La domenica mattina accompagnavo mio padre a comprare i giornali all’edicola vicino casa. Era un piccolo rito, si scambiavano due chiacchiere con il giornalaio e si tornava a casa. Anche in quella circostanza, mio padre non perdeva l’occasione per informarsi e ascoltare. Lui, con la sua mazzetta di giornali, e io con Topolino, il mio fumetto preferito, ci mettevamo a leggere insieme. In genere, preferivo conservare il fumetto per dopo e leggere prima i suoi giornali. Questa consuetudine ha stimolato la voglia di conoscere quanto accadeva attorno a me, ha nutrito il gusto della scoperta, mi ha fatto capire l’importanza di confrontarmi con opinioni diverse dalle mie e ha stimolato la curiosità per le cose del mondo. Passioni che sono oggi parte fondante del mio carattere e hanno contribuito a molte scelte rilevanti. Certe volte, sapendo che mi faceva sentir grande, mi proponeva di andare da solo dal giornalaio, e prima che fosse lui a chiedermelo, di mia iniziativa, gli ripetevo la lista dei quotidiani da acquistare, una decina, per dimostrare di essere all’altezza del compito ed evitare di dimenticarne qualcuno, e non mi sembra che sia mai successo. Un’abitudine mantenuta negli anni trascorsi a Palermo. Mi piaceva molto sfogliare l’Espresso – mi attraeva per il formato fuori misura e per le grandi foto, caratteristiche che lo rendevano differente dagli altri giornali – e fare domande su quello che non mi era chiaro.

Iniziavo, con naturalezza, ad aprire gli occhi e mi aspettavo, altrettanto naturalmente, che mio padre mi aiutasse a orientarmi, e lui era lì, vicino a me, a fornirmi gli elementi per venirne a capo e a stuzzicare nuove curiosità.

Contro la guerra

Negli anni in cui frequentavo la scuola media, parliamo del 1966-1969, senza che me lo chiedesse espressamente, forse per emulazione e un po’ per gioco, ho incontrato la politica. Da ragazzino quale ero e senza un calcolo preciso, condividevo questa scoperta con un gruppo di coetanei. Mio padre non poteva che apprezzare ma non forzava, non sollecitava, non chiedeva conto, al massimo suggeriva spunti e offriva occasioni, questo sì, ma lasciava che fossi io a prendere l’iniziativa.

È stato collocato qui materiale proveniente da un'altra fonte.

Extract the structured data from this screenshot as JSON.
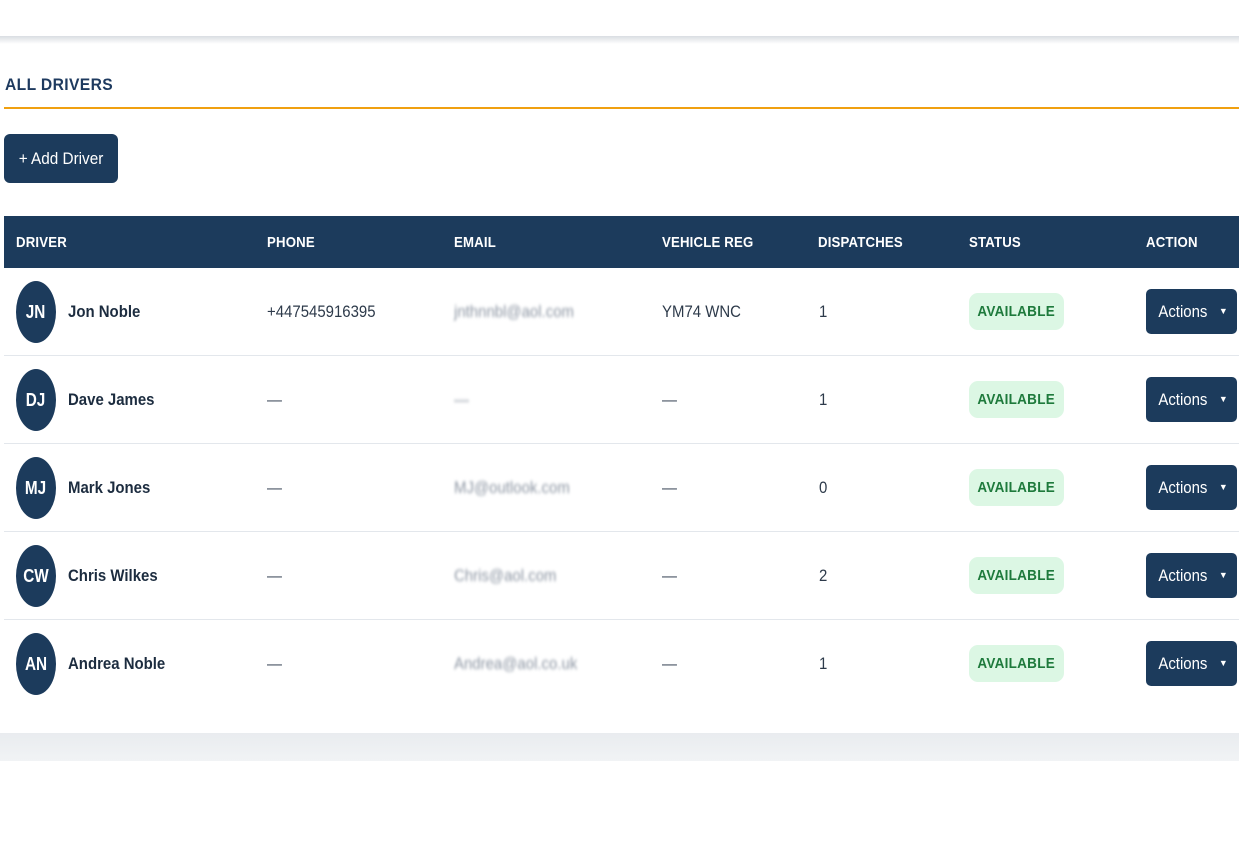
{
  "page": {
    "section_title": "ALL DRIVERS",
    "add_button_label": "+ Add Driver"
  },
  "table": {
    "headers": {
      "driver": "DRIVER",
      "phone": "PHONE",
      "email": "EMAIL",
      "vehicle_reg": "VEHICLE REG",
      "dispatches": "DISPATCHES",
      "status": "STATUS",
      "action": "ACTION"
    },
    "rows": [
      {
        "initials": "JN",
        "name": "Jon Noble",
        "phone": "+447545916395",
        "email": "jnthnnbl@aol.com",
        "vehicle_reg": "YM74 WNC",
        "dispatches": "1",
        "status": "AVAILABLE",
        "action_label": "Actions"
      },
      {
        "initials": "DJ",
        "name": "Dave James",
        "phone": "—",
        "email": "—",
        "vehicle_reg": "—",
        "dispatches": "1",
        "status": "AVAILABLE",
        "action_label": "Actions"
      },
      {
        "initials": "MJ",
        "name": "Mark Jones",
        "phone": "—",
        "email": "MJ@outlook.com",
        "vehicle_reg": "—",
        "dispatches": "0",
        "status": "AVAILABLE",
        "action_label": "Actions"
      },
      {
        "initials": "CW",
        "name": "Chris Wilkes",
        "phone": "—",
        "email": "Chris@aol.com",
        "vehicle_reg": "—",
        "dispatches": "2",
        "status": "AVAILABLE",
        "action_label": "Actions"
      },
      {
        "initials": "AN",
        "name": "Andrea Noble",
        "phone": "—",
        "email": "Andrea@aol.co.uk",
        "vehicle_reg": "—",
        "dispatches": "1",
        "status": "AVAILABLE",
        "action_label": "Actions"
      }
    ]
  },
  "icons": {
    "action_caret": "caret-down-icon"
  },
  "colors": {
    "primary": "#1c3b5c",
    "accent_underline": "#f0a010",
    "status_bg": "#dcf7e4",
    "status_text": "#1e7a3c"
  }
}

Come quando, dopo aver fondato con gli amici il Club dell’Amicizia, gli chiedemmo se ci fosse uno spazio in federazione, dove poterci ritrovare, e lui mise a disposizione una stanza in soffitta, rendendoci felici e avendo anche la delicatezza di non domandarci perché avessimo scelto un nome così banale per il nostro club. Raccoglievamo piccole donazioni, in cambio di omaggi che offrivamo ai visitatori della Festa dell’Unità, con cui finanziavamo il nostro giornalino.

Accanto a questi primi vagiti di una coscienza adolescenziale, conviveva il ragazzino cui piacevano i giochi della sua età. Avevo visto sui banchi del reparto giocattoli dell’Upim, il primo grande magazzino aperto a Palermo, un elmetto militare diverso dal solito. Era di quelli mimetici e mi avevano colpito i colori e le foglie di plastica, di diverse sfumature di verde, che lo ricoprivano. Dopo qualche giorno, raccolte le duecentocinquanta lire necessarie, lo comprai e, tornato a casa a mostrare felice e soddisfatto il mio acquisto, ebbi il mio primo confronto dialettico. 

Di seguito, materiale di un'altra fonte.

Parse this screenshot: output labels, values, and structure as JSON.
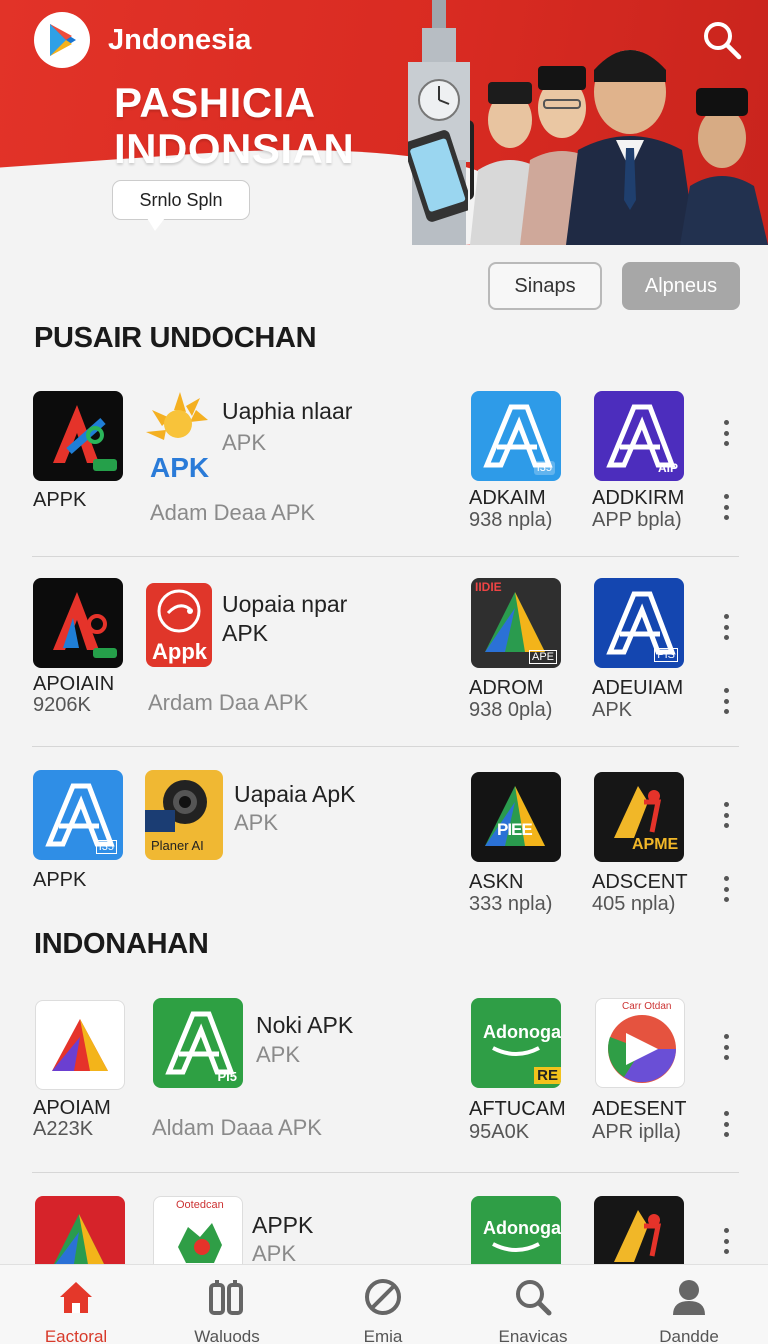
{
  "header": {
    "brand": "Jndonesia",
    "headline_line1": "PASHICIA",
    "headline_line2": "INDONSIAN",
    "bubble": "Srnlo Spln"
  },
  "chips": {
    "outline": "Sinaps",
    "filled": "Alpneus"
  },
  "sections": [
    {
      "title": "PUSAIR UNDOCHAN"
    },
    {
      "title": "INDONAHAN"
    }
  ],
  "rows": [
    {
      "left_icon_label": "APPK",
      "left_icon_sub": "",
      "mid_icon_text": "APK",
      "name": "Uaphia nlaar",
      "type": "APK",
      "developer": "Adam Deaa APK",
      "right1_label": "ADKAIM",
      "right1_sub": "938 npla)",
      "right2_label": "ADDKIRM",
      "right2_sub": "APP bpla)",
      "right1_badge": "I35",
      "right2_badge": "AIP"
    },
    {
      "left_icon_label": "APOIAIN",
      "left_icon_sub": "9206K",
      "mid_icon_text": "Appk",
      "name": "Uopaia npar",
      "type": "APK",
      "developer": "Ardam Daa APK",
      "right1_label": "ADROM",
      "right1_sub": "938 0pla)",
      "right2_label": "ADEUIAM",
      "right2_sub": "APK",
      "right1_badge": "APE",
      "right1_top": "IIDIE",
      "right2_badge": "PIS"
    },
    {
      "left_icon_label": "APPK",
      "left_icon_sub": "",
      "mid_icon_text": "Planer AI",
      "name": "Uapaia ApK",
      "type": "APK",
      "developer": "",
      "right1_label": "ASKN",
      "right1_sub": "333 npla)",
      "right2_label": "ADSCENT",
      "right2_sub": "405 npla)",
      "right1_overlay": "PIEE",
      "right2_overlay": "APME",
      "left_badge": "I35"
    },
    {
      "left_icon_label": "APOIAM",
      "left_icon_sub": "A223K",
      "mid_icon_text": "PI5",
      "name": "Noki APK",
      "type": "APK",
      "developer": "Aldam Daaa APK",
      "right1_label": "AFTUCAM",
      "right1_sub": "95A0K",
      "right2_label": "ADESENT",
      "right2_sub": "APR iplla)",
      "right1_overlay": "Adonogan",
      "right1_corner": "RE",
      "right2_top": "Carr Otdan"
    },
    {
      "mid_top": "Ootedcan",
      "name": "APPK",
      "type": "APK",
      "right1_overlay": "Adonogan"
    }
  ],
  "bottom_nav": [
    {
      "label": "Eactoral",
      "icon": "home-icon",
      "active": true
    },
    {
      "label": "Waluods",
      "icon": "library-icon",
      "active": false
    },
    {
      "label": "Emia",
      "icon": "block-icon",
      "active": false
    },
    {
      "label": "Enavicas",
      "icon": "search-icon",
      "active": false
    },
    {
      "label": "Dandde",
      "icon": "profile-icon",
      "active": false
    }
  ],
  "colors": {
    "brand_red": "#d92b22",
    "active_nav": "#d83a2a"
  }
}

Mio padre mi accolse con una domanda:

– Ti piace la guerra?

– Quella vera no, mi piace giocare alla guerra coi miei amici.

– E dimmi una cosa: perché hai scelto questo elmetto?

– Mi è piaciuto perché era diverso dagli altri e non costava

tanto, come fucili, pistole e cose simili.

– Ma tu lo sai chi indossa questo elmetto?

– I soldati – risposi sicuro.

– Certo, i soldati, forse non mi sono spiegato bene, inten-

devo: quale esercito?

– Non lo so, dimmelo tu.

– L’esercito degli Stati Uniti. E sai in quale guerra viene

indossato?

– Veramente no, a scuola non l’abbiamo ancora studiato.

– Nella guerra del Vietnam contro i Viet Cong, che lottano per la riunificazione e l’indipendenza del loro Paese. Infatti è ricoperto di foglie, perché così i soldati americani si possono mimetizzare nella giungla, dove combattono.

Non un caso, quindi, se la prima manifestazione alla quale io abbia partecipato fosse per la pace e contro la guerra in Vietnam. Avevo dodici anni ed ero andato con mia madre a protestare davanti al Consolato USA di Palermo.